The Warren G. Harding–Carrie Fulton Phillips Correspondence: A tangled tale of ownership rights, romance, and archival ethics
On July 22, 2014, the Library of Congress opened the Warren G. Harding-Carrie Fulton Phillips Correspondence. The papers, which had been closed for fifty years, include almost one thousand pages of love letters between Harding and Carrie Phillips, the wife of a good friend of Harding from his home town of Marion, Ohio. Their affair lasted 15 years, ending the year Harding became president. Carrie Phillips kept her letters from Harding secret, hidden in a box in her home in Marion, Ohio. When her health failed in 1956, she was admitted to a nursing home.
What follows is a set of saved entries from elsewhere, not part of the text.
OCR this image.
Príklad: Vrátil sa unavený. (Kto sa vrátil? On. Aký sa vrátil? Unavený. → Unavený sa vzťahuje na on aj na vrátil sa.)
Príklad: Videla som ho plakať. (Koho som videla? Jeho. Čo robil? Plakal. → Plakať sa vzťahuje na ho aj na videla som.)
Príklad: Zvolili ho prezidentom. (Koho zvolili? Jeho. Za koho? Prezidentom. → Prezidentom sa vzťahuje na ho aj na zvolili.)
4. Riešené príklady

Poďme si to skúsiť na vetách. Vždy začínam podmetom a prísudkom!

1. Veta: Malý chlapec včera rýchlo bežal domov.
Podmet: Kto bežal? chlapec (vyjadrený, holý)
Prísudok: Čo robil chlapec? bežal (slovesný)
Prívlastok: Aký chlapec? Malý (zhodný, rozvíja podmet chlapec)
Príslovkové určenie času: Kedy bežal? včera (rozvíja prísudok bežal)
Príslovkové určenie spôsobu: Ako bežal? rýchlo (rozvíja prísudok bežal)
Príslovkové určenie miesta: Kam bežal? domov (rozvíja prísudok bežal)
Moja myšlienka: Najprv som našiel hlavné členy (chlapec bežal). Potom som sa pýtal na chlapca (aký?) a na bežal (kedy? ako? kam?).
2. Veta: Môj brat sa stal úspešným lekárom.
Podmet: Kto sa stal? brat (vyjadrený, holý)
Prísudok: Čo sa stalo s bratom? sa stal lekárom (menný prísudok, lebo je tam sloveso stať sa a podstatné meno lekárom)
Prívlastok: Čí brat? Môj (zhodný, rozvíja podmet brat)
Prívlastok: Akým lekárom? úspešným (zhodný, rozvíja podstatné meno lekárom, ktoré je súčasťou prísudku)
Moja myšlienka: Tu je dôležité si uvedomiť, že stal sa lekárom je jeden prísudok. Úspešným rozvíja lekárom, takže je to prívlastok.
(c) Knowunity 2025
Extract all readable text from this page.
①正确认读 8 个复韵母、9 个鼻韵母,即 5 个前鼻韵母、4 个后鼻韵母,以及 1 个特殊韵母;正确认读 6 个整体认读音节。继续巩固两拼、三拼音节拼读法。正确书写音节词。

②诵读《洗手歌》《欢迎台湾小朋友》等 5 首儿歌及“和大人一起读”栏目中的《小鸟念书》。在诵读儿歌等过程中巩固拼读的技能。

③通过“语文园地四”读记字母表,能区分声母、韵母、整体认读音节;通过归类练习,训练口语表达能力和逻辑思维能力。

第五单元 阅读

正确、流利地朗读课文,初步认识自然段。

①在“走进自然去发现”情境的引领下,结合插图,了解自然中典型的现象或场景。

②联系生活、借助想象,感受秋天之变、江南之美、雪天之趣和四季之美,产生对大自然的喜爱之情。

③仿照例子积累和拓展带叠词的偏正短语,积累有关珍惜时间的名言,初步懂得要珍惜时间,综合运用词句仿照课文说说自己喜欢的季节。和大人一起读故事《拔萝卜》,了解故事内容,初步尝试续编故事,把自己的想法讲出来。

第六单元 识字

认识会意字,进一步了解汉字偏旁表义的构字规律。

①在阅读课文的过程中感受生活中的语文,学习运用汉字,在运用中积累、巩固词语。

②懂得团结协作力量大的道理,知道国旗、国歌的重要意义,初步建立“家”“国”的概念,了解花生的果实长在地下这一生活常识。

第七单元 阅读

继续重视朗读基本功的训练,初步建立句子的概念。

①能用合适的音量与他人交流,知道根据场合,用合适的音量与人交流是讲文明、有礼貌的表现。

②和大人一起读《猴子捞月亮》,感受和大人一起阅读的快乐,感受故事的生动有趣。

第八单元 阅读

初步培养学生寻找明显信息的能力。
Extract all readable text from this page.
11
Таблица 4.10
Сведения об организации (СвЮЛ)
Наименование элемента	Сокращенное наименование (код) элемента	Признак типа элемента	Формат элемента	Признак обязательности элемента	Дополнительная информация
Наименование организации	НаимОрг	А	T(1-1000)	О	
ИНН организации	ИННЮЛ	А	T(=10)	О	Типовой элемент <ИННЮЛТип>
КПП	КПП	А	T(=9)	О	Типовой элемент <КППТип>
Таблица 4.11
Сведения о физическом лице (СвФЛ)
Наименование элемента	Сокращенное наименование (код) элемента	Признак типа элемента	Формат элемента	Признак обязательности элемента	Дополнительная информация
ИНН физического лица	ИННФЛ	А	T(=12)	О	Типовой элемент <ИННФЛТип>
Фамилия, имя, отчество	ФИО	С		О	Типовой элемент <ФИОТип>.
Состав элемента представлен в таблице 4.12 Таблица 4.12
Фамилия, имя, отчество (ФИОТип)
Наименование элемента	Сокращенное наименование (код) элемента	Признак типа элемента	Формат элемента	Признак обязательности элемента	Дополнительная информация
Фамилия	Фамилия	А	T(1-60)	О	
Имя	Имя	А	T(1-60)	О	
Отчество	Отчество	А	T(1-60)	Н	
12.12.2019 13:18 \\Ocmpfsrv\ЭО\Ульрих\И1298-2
A lawyer, appointed as her guardian, discovered the letters in 1956 and took them home and kept them, even after her death in 1960. The presentation will tell the tale of how this manuscript collection followed a crooked path that finally led to the Library of Congress as well as provide an overview of the contents of the papers.
Host: Brian Kathenes
Guest: Karen Linn Femia, Archivist (Library of Congress)
Original Date: October 3, 2022 – 8PM EST
About Karen Linn Femia
Karen Linn Femia, the archivist for the Harding-Phillips papers, has been a processing archivist in the Preparation Section of the Manuscript Division since 1991. [Previous to that she earned a PhD in ethnomusicology from Brown University, received a fellowship at the Smithsonian, and then took a contract position as an archivist working on music collections at the American History Museum, starting her on the path to a career in archives.